Purpose of review: Long-acting parenteral drug delivery is an established and widely accepted solution to the problem of poor adherence when daily oral medications are used to treat or prevent chronic medical conditions. Poor adherence to oral formulations remains a major barrier to successfully treating or preventing HIV, tuberculosis (TB), and viral hepatitis. The uptake of long-acting formulations developed for these infections is uncertain, despite their promise. This review addresses the current state of development of long-acting and extended-release approaches to HIV, TB, and viral hepatitis in the context of creating market demand for such products.
Recent findings: Two nanoformulated long-acting injectable antiretroviral compounds, cabotegravir and rilpivirine, recently completed Phase 2 clinical trials demonstrating safety, tolerability, and antiretroviral activity, and should be available in high income countries following completion of ongoing Phase 3 trials. Long-acting polymer implants of the antiretroviral nucleosides tenofovir alafenamide and 4'-ethynyl-2-fluoro-2'-deoxyadenosine are being tested in animals and should soon enter human studies; tenofovir alafenamide also has activity against hepatitis B virus. Long-acting versions of several broadly neutralizing monoclonal antibodies are in advanced clinical trials for HIV prevention and treatment. Long-acting formulations for TB are in preclinical development. There is no evidence that comparable formulations for viral hepatitis are being developed at present.

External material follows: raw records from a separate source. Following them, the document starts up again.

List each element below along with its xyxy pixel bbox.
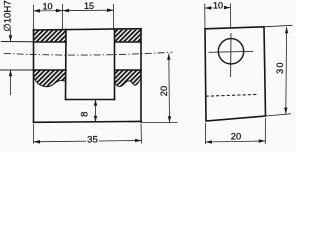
svg-text:20: 20 [231, 130, 241, 141]
svg-text:10: 10 [42, 2, 52, 12]
svg-text:∅10H7: ∅10H7 [2, 0, 13, 31]
svg-text:30: 30 [275, 61, 285, 74]
svg-text:20: 20 [158, 86, 169, 96]
svg-text:15: 15 [84, 1, 94, 11]
svg-text:35: 35 [87, 135, 98, 146]
svg-text:8: 8 [79, 112, 90, 117]
svg-text:10: 10 [213, 0, 223, 10]
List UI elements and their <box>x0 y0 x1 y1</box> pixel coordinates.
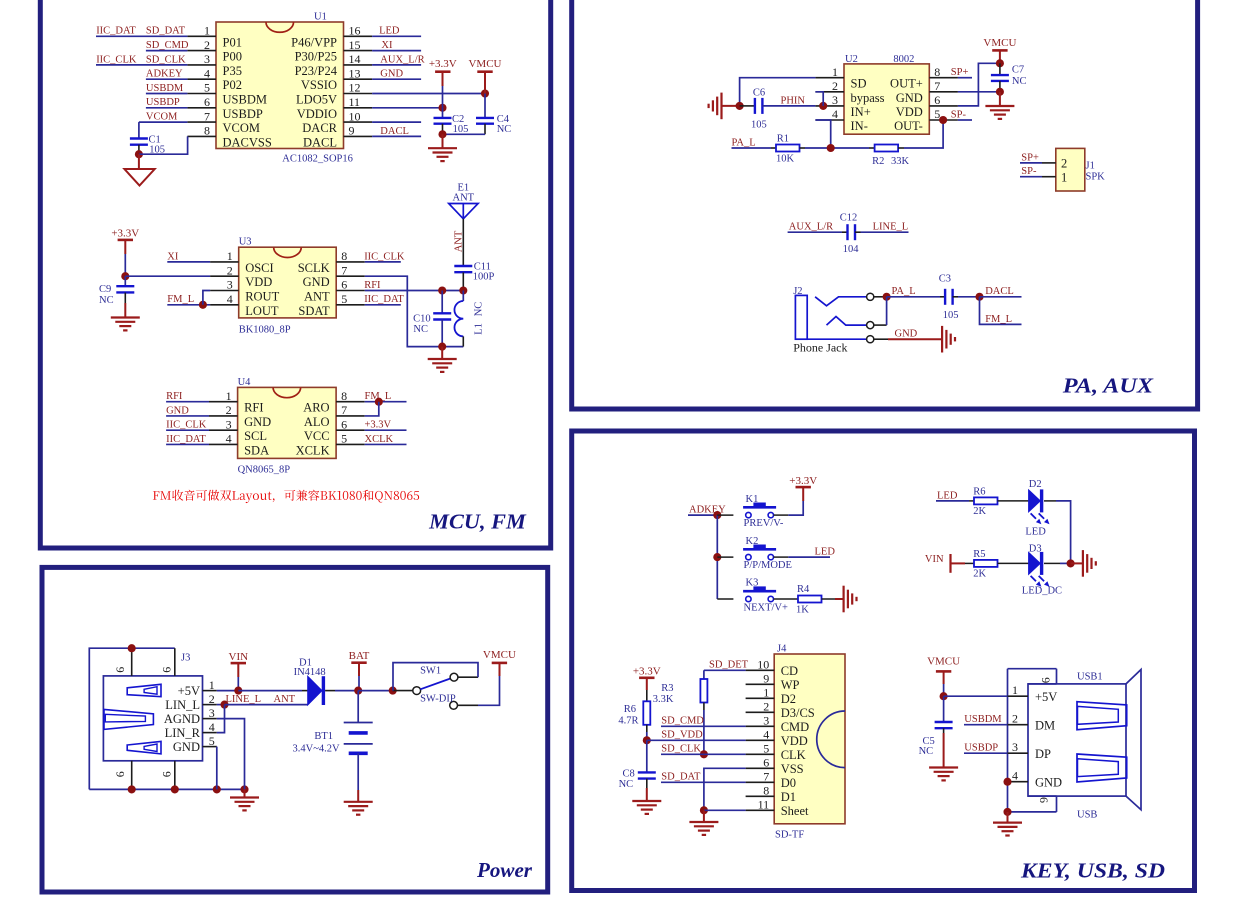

Summary: Long-acting and extended release formulations are promising approaches to the treatment and prevention of common infectious diseases, but their availability is limited at this time. These products hold great promise for the global control of important human infections. Based on experience with other diseases, it is likely that their use will become more widespread if they are cost competitive with generic oral formulations.